While I recovered, Tura spent time fine-tuning Fluffy’s controls. She’d gotten the tiger working by the time I’d come out of the fever, but its movement was slow, robotic, jerky. By the time I was ready to hit the road, though, she had the tiger loping smoothly up and down the road, attacking tree trunks with great ferocity, and leaping back and forth over our truck.
It looked like we were as ready as we were going to be.

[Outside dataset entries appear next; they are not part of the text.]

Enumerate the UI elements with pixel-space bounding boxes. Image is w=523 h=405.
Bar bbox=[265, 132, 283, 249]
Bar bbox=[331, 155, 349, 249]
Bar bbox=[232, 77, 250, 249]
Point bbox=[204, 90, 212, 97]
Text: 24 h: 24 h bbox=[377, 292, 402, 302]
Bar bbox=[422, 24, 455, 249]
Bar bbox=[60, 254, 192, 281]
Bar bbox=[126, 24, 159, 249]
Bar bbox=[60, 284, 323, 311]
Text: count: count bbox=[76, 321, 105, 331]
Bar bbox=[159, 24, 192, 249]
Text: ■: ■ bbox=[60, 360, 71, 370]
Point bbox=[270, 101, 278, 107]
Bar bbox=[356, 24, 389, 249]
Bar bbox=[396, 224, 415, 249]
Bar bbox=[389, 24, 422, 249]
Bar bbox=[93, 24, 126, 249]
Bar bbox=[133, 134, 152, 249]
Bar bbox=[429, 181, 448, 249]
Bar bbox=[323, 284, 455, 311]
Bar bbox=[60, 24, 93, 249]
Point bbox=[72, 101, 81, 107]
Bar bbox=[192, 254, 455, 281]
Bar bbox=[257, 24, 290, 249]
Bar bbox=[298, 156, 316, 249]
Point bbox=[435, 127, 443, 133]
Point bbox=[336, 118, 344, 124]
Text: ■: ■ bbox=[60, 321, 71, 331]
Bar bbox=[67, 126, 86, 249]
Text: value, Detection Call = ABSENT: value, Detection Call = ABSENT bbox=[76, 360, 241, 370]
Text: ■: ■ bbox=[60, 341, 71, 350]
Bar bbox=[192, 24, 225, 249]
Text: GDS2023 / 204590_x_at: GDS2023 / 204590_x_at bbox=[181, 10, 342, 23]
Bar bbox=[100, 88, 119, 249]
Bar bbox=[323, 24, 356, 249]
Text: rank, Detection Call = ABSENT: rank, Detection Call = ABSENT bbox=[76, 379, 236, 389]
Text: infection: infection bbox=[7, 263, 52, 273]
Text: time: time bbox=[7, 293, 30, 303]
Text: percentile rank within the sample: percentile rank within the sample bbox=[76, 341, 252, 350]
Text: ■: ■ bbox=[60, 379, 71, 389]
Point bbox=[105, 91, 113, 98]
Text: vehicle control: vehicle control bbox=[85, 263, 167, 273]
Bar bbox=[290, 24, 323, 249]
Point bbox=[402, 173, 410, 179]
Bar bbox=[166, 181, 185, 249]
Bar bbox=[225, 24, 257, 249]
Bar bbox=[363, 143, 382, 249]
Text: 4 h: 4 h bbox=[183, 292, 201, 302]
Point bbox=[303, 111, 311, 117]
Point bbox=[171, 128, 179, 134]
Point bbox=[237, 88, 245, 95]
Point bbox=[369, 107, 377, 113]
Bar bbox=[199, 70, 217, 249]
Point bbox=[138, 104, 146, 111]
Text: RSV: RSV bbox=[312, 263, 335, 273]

Three days later, we were on a bluff overlooking a big, square concrete building that sat in the middle of a barren plateau. Tura peered at it intently through a pair of binoculars. I could see hundreds of tiny figures milling around the building on all sides. Zombies.
“Yep. They’re good and surrounded,” she said.
“Why’s his lab all the way out here?” I asked.
“It’s a counter-terrorism facility. They come up with antidotes and vaccines for bioweapons. The bad guys cook it up, they break it down. They’re handling some really hot stuff here, so they couldn’t have the lab smack in a populated area. So, everybody’s got a kind of rough commute.”
Tura drove the truck down the butte onto the plateau. She took a moment to text Mickey, and then we got the tiger and our weapons out of the back. I had a 12-gauge loaded with buckshot and a .38 semiautomatic pistol. Tura had an AK-47 and twin .22 Colt revolvers. She set the tiger padding along by the truck and then we casually rolled toward the zombie horde.